Sobre la felicidad y otras interrupciones.

 


Hace algunos meses, mi gran amigo Fausto —o como yo le digo, “La Gran R”— y un servidor nos encontrábamos a las afueras —o entradas, según se entienda— de nuestro alma máter. Bajo un árbol, mientras matábamos al pulmón, emergió una conversación que, como casi todas entre él y yo, se deslizó de lo mundano a lo filosófico sin pedir permiso.

Frente a nosotros pasaba un grupo de conocidos, cargando con risas fáciles, bromas compartidas y esa alegría que, aunque uno no la tenga, casi logra contagiarse por simple roce visual.
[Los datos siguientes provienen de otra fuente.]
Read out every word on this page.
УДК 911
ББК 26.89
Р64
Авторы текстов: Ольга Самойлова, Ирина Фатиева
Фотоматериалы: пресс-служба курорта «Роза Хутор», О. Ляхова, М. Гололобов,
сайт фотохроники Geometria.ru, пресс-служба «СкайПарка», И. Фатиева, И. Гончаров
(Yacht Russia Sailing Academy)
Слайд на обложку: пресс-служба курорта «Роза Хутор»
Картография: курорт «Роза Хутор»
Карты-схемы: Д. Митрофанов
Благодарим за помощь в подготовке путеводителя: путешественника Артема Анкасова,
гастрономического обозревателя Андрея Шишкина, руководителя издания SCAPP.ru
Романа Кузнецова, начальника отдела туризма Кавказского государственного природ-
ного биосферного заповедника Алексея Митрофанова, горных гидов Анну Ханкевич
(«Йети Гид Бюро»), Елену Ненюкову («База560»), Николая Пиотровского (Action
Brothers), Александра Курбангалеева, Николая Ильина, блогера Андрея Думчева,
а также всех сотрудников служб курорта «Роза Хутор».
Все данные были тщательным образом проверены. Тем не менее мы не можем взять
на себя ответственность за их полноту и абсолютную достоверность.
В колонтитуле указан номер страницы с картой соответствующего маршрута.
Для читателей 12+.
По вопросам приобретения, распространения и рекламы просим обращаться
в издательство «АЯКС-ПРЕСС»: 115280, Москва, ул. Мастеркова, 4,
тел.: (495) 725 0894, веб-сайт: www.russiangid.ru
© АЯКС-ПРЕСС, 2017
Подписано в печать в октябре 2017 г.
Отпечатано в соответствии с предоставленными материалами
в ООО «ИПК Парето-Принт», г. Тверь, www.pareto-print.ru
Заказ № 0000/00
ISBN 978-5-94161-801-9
Y fue entonces que Fausto soltó una pregunta que, sin exagerar, parecía arrancada de un tratado griego:
“Así se ve la felicidad, ¿verdad?”

Lo dijo sin mayor teatralidad, como si fuera una obviedad. Pero ninguno de los dos se conformó con la idea de que la felicidad estuviera en esa estampa. Discutimos, como solemos hacerlo, con cierto aire de egocentrismo, y nos convencimos a medias de que tal vez la falta de conciencia —ese no pensar demasiado— era lo que les otorgaba esa facilidad para sonreír. Pero el argumento no nos satisfizo del todo.
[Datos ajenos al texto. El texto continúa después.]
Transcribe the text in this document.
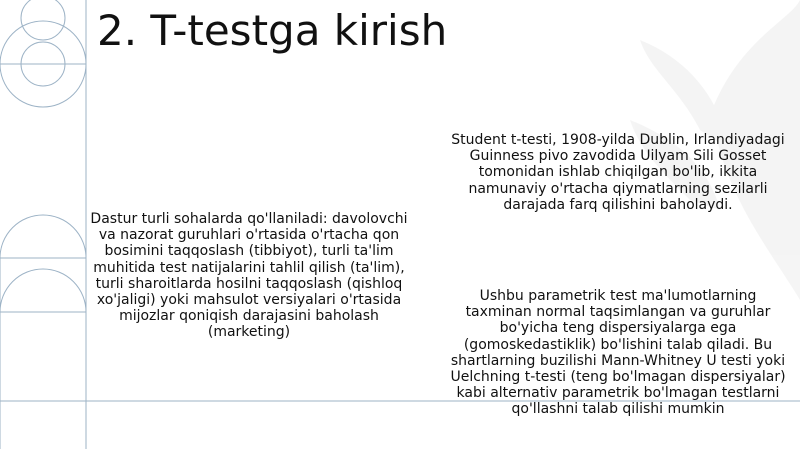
2. T-testga kirish
Student t-testi, 1908-yilda Dublin, Irlandiyadagi Guinness pivo zavodida Uilyam Sili Gosset tomonidan ishlab chiqilgan bo'lib, ikkita namunaviy o'rtacha qiymatlarning sezilarli darajada farq qilishini baholaydi.
Dastur turli sohalarda qo'llaniladi: davolovchi va nazorat guruhlari o'rtasida o'rtacha qon bosimini taqqoslash (tibbiyot), turli ta'lim muhitida test natijalarini tahlil qilish (ta'lim), turli sharoitlarda hosilni taqqoslash (qishloq xo'jaligi) yoki mahsulot versiyalari o'rtasida mijozlar qoniqish darajasini baholash (marketing)
Ushbu parametrik test ma'lumotlarning taxminan normal taqsimlangan va guruhlar bo'yicha teng dispersiyalarga ega (gomoskedastiklik) bo'lishini talab qiladi. Bu shartlarning buzilishi Mann-Whitney U testi yoki Uelchning t-testi (teng bo'lmagan dispersiyalar) kabi alternativ parametrik bo'lmagan testlarni qo'llashni talab qilishi mumkin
La charla siguió. Entre hipótesis, llegamos a preguntar si acaso existen distintos tipos de felicidad. Porque lo que a unos les arranca carcajadas, a otros apenas les saca una mueca. Y entonces surgió la idea del tiempo: quizá no era que nos faltara felicidad, sino que aún no llegaba nuestro turno. Pero aceptar eso significaba concederle demasiado poder al destino, y en eso nunca hemos confiado del todo.
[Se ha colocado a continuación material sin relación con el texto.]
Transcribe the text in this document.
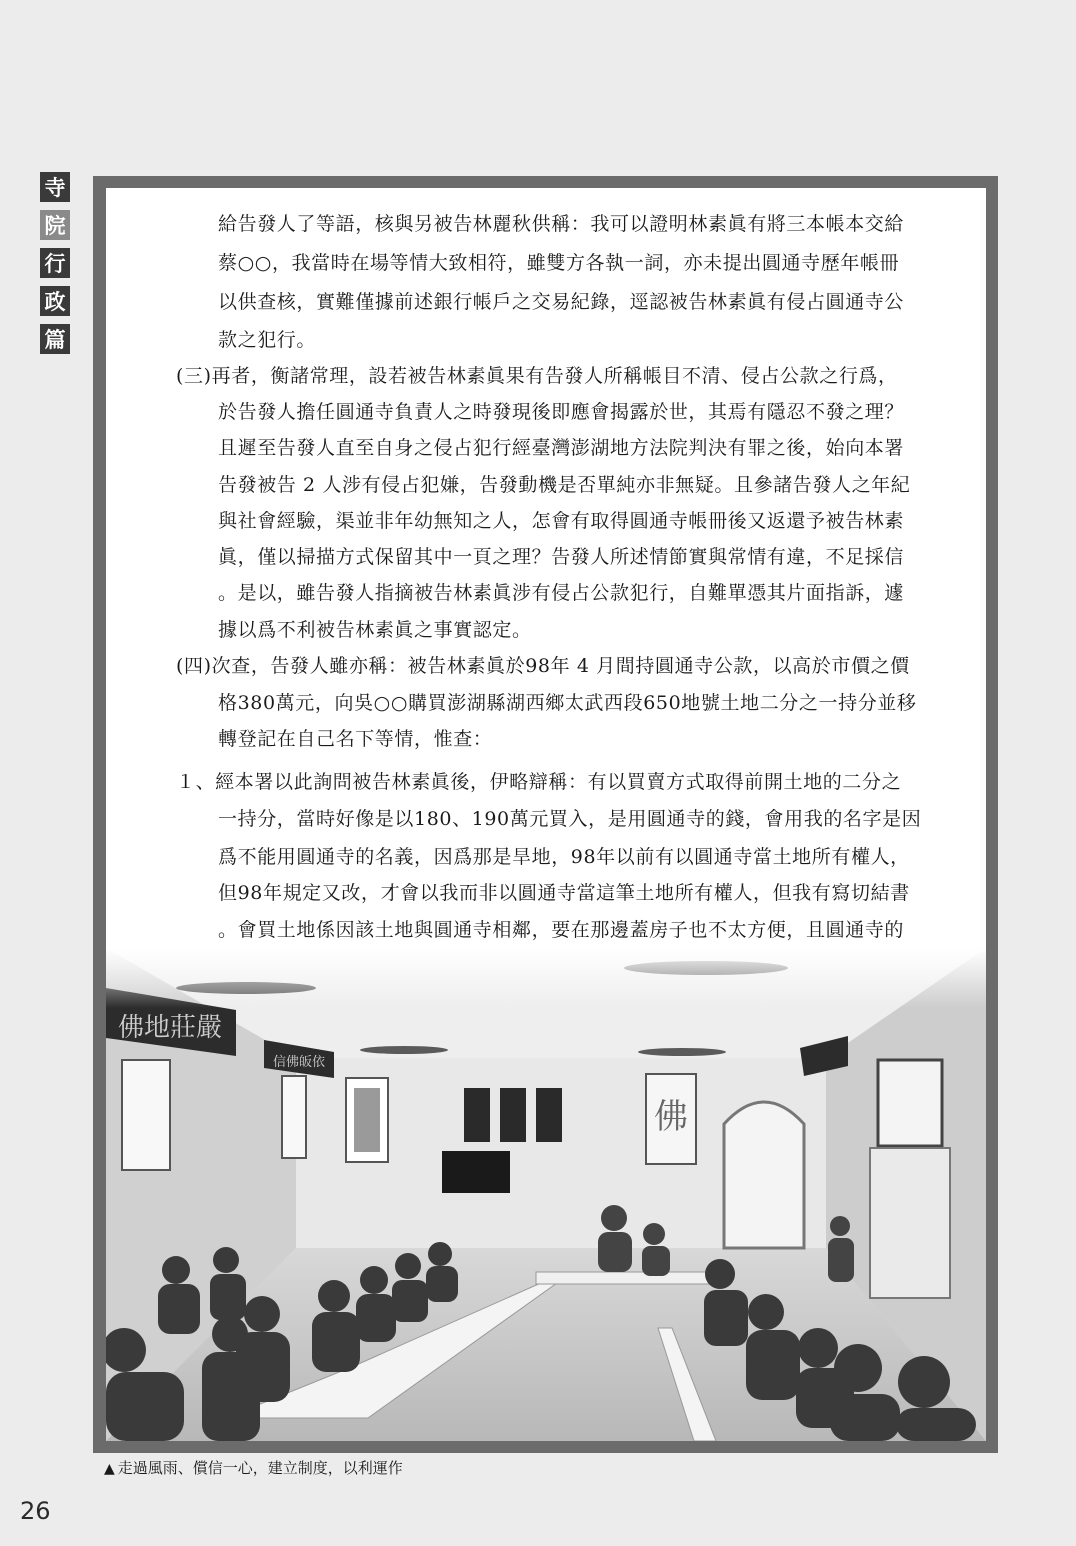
寺
院
行
政
篇
給告發人了等語，核與另被告林麗秋供稱：我可以證明林素眞有將三本帳本交給
蔡○○，我當時在場等情大致相符，雖雙方各執一詞，亦未提出圓通寺歷年帳冊
以供查核，實難僅據前述銀行帳戶之交易紀錄，逕認被告林素眞有侵占圓通寺公
款之犯行。
(三)再者，衡諸常理，設若被告林素眞果有告發人所稱帳目不清、侵占公款之行爲，
於告發人擔任圓通寺負責人之時發現後即應會揭露於世，其焉有隱忍不發之理？
且遲至告發人直至自身之侵占犯行經臺灣澎湖地方法院判決有罪之後，始向本署
告發被告 2 人涉有侵占犯嫌，告發動機是否單純亦非無疑。且參諸告發人之年紀
與社會經驗，渠並非年幼無知之人，怎會有取得圓通寺帳冊後又返還予被告林素
眞，僅以掃描方式保留其中一頁之理？告發人所述情節實與常情有違，不足採信
。是以，雖告發人指摘被告林素眞涉有侵占公款犯行，自難單憑其片面指訴，遽
據以爲不利被告林素眞之事實認定。
(四)次查，告發人雖亦稱：被告林素眞於98年 4 月間持圓通寺公款，以高於市價之價
格380萬元，向吳○○購買澎湖縣湖西鄉太武西段650地號土地二分之一持分並移
轉登記在自己名下等情，惟查：
１、經本署以此詢問被告林素眞後，伊略辯稱：有以買賣方式取得前開土地的二分之
一持分，當時好像是以180、190萬元買入，是用圓通寺的錢，會用我的名字是因
爲不能用圓通寺的名義，因爲那是旱地，98年以前有以圓通寺當土地所有權人，
但98年規定又改，才會以我而非以圓通寺當這筆土地所有權人，但我有寫切結書
。會買土地係因該土地與圓通寺相鄰，要在那邊蓋房子也不太方便，且圓通寺的
佛
佛地莊嚴
信佛皈依
▲ 走過風雨、償信一心，建立制度，以利運作
26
“Mala suerte”, dijimos después, sin mucha convicción. No creemos en la suerte per se, pero sí en las casualidades. Y quizá la nuestra —esa dramática infelicidad con la que nos gusta bromear— no era castigo ni condena, sino mera estadística: a veces toca que las cosas salgan bien, a veces toca que no.

Hasta ahí llegábamos, hasta que apareció otro de nuestros compañeros —al que llamaré, con cariño, “La Gran N”—, y nos interrumpió con una sentencia digna de inscribirse en piedra:
“Ustedes dos, dejen de pensar en tanta mmda. Es malo pensar tanto las cosas. Si hacen eso, no van a tener novia nunca”.

La interrupción nos sacó de órbita, pero no del todo. Al contrario, nos dio más material. Y como siempre, Fausto y yo seguimos en la línea:

—¿Será eso, manito? ¿Habrá que apagar la mente un rato?
—Tal vez, amigo thante, tal vez… Pero a cambio, ser un poco más idiota, ¿no?
—Pues ya lo somos, ¿o no?
—Pero nosotros lo sabemos. Imagínate serlo y no saber.
—Buen punto… Entonces, ¿no tendremos novia jamás?
—No creo que sea prioridad ahora.

Y en esa frase, sencilla pero certera, entendí mucho más de lo que pareciera. Porque al final, no se trata de si tendremos o no novia, ni siquiera de cuándo llegará la felicidad en la forma que todos esperan verla. Se trata de otra cosa: de cuándo algo se vuelve prioridad en la vida de uno.

Y ahora, por lo menos para nosotros, no lo ha sido.